Martin does not think the attacks against Lachowicz will cause people to not vote for him, he said.
"I don't think it's going to change anybody that was going to vote for me before," he said. "I am surprised that people see me on the street and say, 'How did you come up with that information?' I say, 'I didn't. It comes from outside money.'"
Lachowicz, a social worker and clinical supervisor for Kennebec Behavioral Health, said she thinks jobs and the economy are the biggest single issue facing the state.
"I hear that, both in my work and when I knock on doors," said Lachowicz, former chairman of the Waterville City Democratic Committee and former vice chairman of Kennebec County Democratic Committee. "The people of Maine are underemployed and haven't been able to find jobs, and families are suffering because of it. I work with a lot of young people -- teens transitioning into adulthood -- and they need more opportunities. I am a big supporter of education that will prepare people for jobs, and in investing in things that will bring jobs here."

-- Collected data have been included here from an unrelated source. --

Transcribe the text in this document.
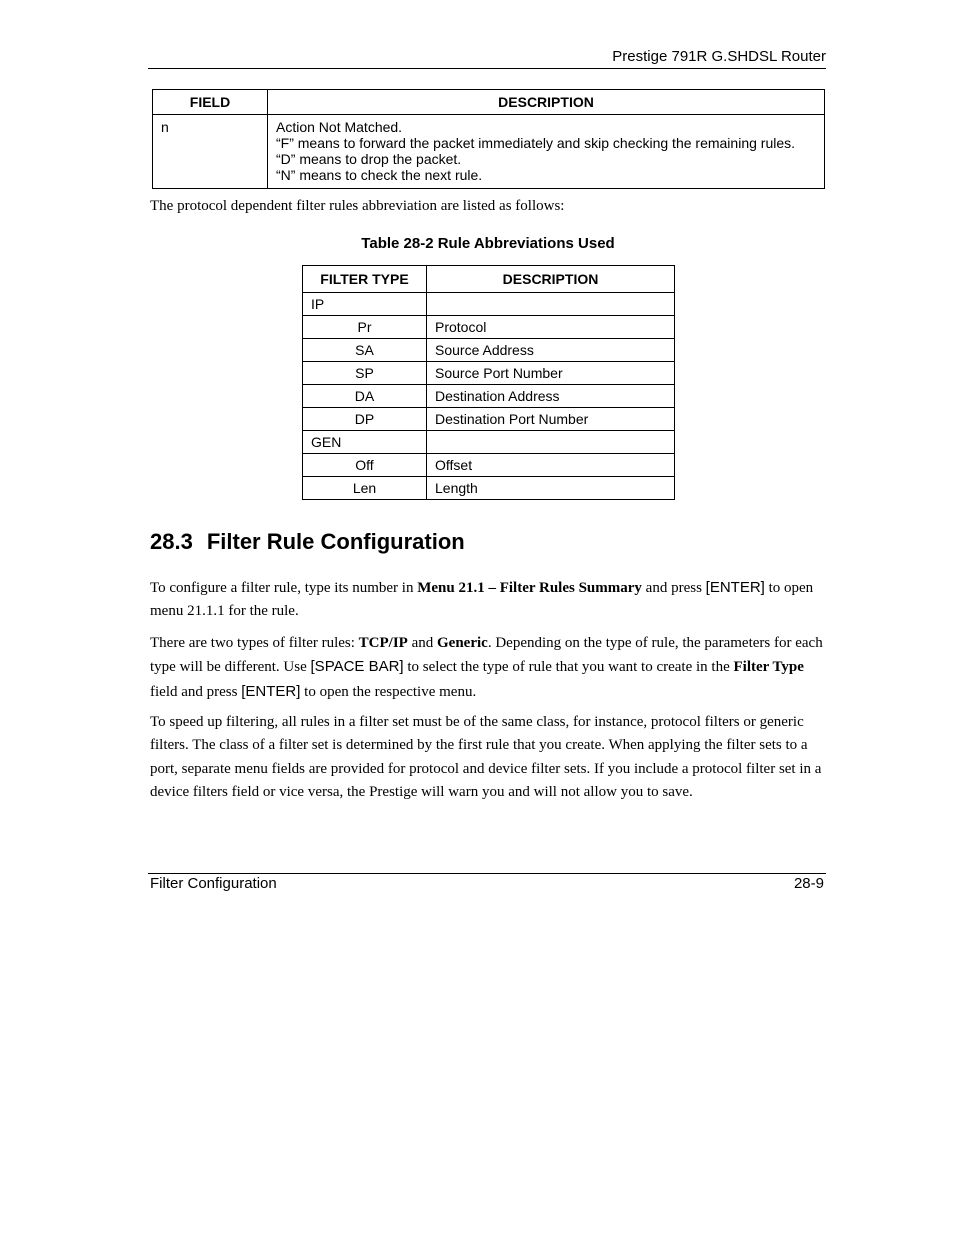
Prestige 791R G.SHDSL Router
FIELD	DESCRIPTION
n	Action Not Matched.
“F” means to forward the packet immediately and skip checking the remaining rules.
“D” means to drop the packet.
“N” means to check the next rule.
The protocol dependent filter rules abbreviation are listed as follows:
Table 28-2 Rule Abbreviations Used
FILTER TYPE	DESCRIPTION
IP	
Pr	Protocol
SA	Source Address
SP	Source Port Number
DA	Destination Address
DP	Destination Port Number
GEN	
Off	Offset
Len	Length
28.3 Filter Rule Configuration
To configure a filter rule, type its number in Menu 21.1 – Filter Rules Summary and press [ENTER] to open menu 21.1.1 for the rule.
There are two types of filter rules: TCP/IP and Generic. Depending on the type of rule, the parameters for each type will be different. Use [SPACE BAR] to select the type of rule that you want to create in the Filter Type field and press [ENTER] to open the respective menu.
To speed up filtering, all rules in a filter set must be of the same class, for instance, protocol filters or generic filters. The class of a filter set is determined by the first rule that you create. When applying the filter sets to a port, separate menu fields are provided for protocol and device filter sets. If you include a protocol filter set in a device filters field or vice versa, the Prestige will warn you and will not allow you to save.
Filter Configuration	28-9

Martin, co-owner of Nitram Excavation & General Contractors Inc., said the economy and jobs are the biggest issue facing Maine and he wants to continue the work he started in the senate to help better the state.
"I think we have to keep after reforming the (business) regulations and we have to work in the education system to offer our students better opportunities when they get out of high school or college," he said. "We see it time and time again; someone goes to a four-year college and ends up taking a job that doesn't fit the criteria because there are slim pickings. I think having those opportunities and making sure education is affordable is important."